Kinesio taping is a therapeutic technique that involves the application of a stretchy, adhesive tape to the skin in specific places and directions. It was developed by Dr. Kenzo Kase, a Japanese chiropractor, in the 1970s and has gained popularity among athletes, physical therapists, and other healthcare professionals.
The Kinesio tape is made of cotton or synthetic fibers and is designed to mimic the elasticity of human skin. It can be applied in various shapes and patterns depending on the specific needs of the individual. Many tapes are hypoallergenic, breathable, and water-resistant, allowing them to be worn for several days at a time.
It aims to support muscles and joints without restricting movement. The elasticity of the tape allows for a full range of motion, which can be beneficial for athletes or individuals recovering from injuries. It has been used for musculoskeletal and neurological conditions, such as sprains, strains, muscle imbalances, and postural issues. It is thought to help reduce pain and inflammation by lifting the skin, which may increase blood flow and lymphatic drainage in the affected area. In Sports Massage, we sometimes use it to promote healthy lymph flow for this reason, with reported beneficial effects.
A benefit of Kinesio taping is its non-invasive nature. It does not require the use of medications or invasive procedures, making it a relatively safe and conservative treatment option. It is also versatile and can be used in conjunction with other treatments or modalities as part of a comprehensive rehabilitation or performance enhancement program.
It can be applied to various body parts, including the shoulders, knees, ankles, wrists, and back, to provide support, stability, and proprioceptive feedback during physical activities.

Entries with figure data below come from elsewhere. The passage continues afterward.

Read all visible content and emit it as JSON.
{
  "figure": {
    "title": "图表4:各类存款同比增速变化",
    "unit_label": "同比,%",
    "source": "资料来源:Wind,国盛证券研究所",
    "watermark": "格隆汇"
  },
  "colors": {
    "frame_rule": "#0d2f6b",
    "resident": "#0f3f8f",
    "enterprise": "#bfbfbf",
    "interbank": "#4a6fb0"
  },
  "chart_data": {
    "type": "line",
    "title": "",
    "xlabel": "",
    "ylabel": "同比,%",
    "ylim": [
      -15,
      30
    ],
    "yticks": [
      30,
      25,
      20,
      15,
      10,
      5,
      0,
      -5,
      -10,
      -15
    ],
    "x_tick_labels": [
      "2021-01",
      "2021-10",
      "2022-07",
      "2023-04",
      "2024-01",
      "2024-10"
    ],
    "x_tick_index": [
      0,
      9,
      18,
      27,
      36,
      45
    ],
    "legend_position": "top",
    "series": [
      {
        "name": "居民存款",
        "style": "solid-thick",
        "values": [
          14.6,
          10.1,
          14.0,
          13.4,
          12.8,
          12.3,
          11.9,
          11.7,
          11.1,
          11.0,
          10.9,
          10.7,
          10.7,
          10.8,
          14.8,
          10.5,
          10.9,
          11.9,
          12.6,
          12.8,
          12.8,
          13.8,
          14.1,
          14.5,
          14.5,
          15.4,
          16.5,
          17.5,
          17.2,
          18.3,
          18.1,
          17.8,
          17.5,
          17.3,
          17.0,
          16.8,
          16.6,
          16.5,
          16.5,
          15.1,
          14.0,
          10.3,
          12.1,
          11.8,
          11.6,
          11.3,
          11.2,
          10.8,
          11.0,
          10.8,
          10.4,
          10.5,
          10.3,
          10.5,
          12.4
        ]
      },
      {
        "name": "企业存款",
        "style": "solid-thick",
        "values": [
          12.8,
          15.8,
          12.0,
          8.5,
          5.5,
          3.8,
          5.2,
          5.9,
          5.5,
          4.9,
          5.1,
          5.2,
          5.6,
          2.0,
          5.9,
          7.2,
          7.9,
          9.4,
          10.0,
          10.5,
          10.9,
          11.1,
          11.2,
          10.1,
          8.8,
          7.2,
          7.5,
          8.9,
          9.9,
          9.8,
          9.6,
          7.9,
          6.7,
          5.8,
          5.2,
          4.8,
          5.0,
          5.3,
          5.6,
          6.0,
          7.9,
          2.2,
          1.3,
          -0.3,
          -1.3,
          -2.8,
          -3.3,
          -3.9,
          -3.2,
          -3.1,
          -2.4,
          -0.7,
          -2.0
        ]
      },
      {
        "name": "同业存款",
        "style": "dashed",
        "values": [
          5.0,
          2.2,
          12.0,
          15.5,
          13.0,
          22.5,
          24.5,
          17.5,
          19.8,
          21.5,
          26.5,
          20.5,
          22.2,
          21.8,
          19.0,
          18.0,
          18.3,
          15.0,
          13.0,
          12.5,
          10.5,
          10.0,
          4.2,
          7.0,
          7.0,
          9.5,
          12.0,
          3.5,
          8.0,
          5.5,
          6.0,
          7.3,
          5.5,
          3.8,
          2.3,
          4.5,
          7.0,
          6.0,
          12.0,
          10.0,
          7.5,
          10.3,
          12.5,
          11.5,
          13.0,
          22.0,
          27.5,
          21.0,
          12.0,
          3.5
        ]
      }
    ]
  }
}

However, there are also some considerations and limitations of Kinesio taping. Systematic reviews suggestes that there currently is insufficient evidence to support it's efficacy (Csapo and Alegre 2015; Lau and Cheng 2019; Morris et al., 2013; Mostafavifar et al., 2012; RamirezVelez et al. 2019). However, some studies, such as Umay-Altaş et al, (2023) have found significant effects of kinesio taping, though this depended on how it was applied.
We have found that the quality of the Kinesio Tape that we have used does make a difference. For example, low quality tapes might not last long on the skin and in some cases can cause irritation on the skin. Higher quality tapes are kinder on the skin and last longer. Here are a couple of examples of kinesio tapes that we use in our clinic and found them to be both cost-effective and of high quality.
In conclusion, Kinesio taping could be worth trying in some instances with the correct application. Evidence does vary, however it does have the benefits of non-invasiveness, and versatility, so it could be beneficial to consider it as part of an overall treatment plan to see if it works for you.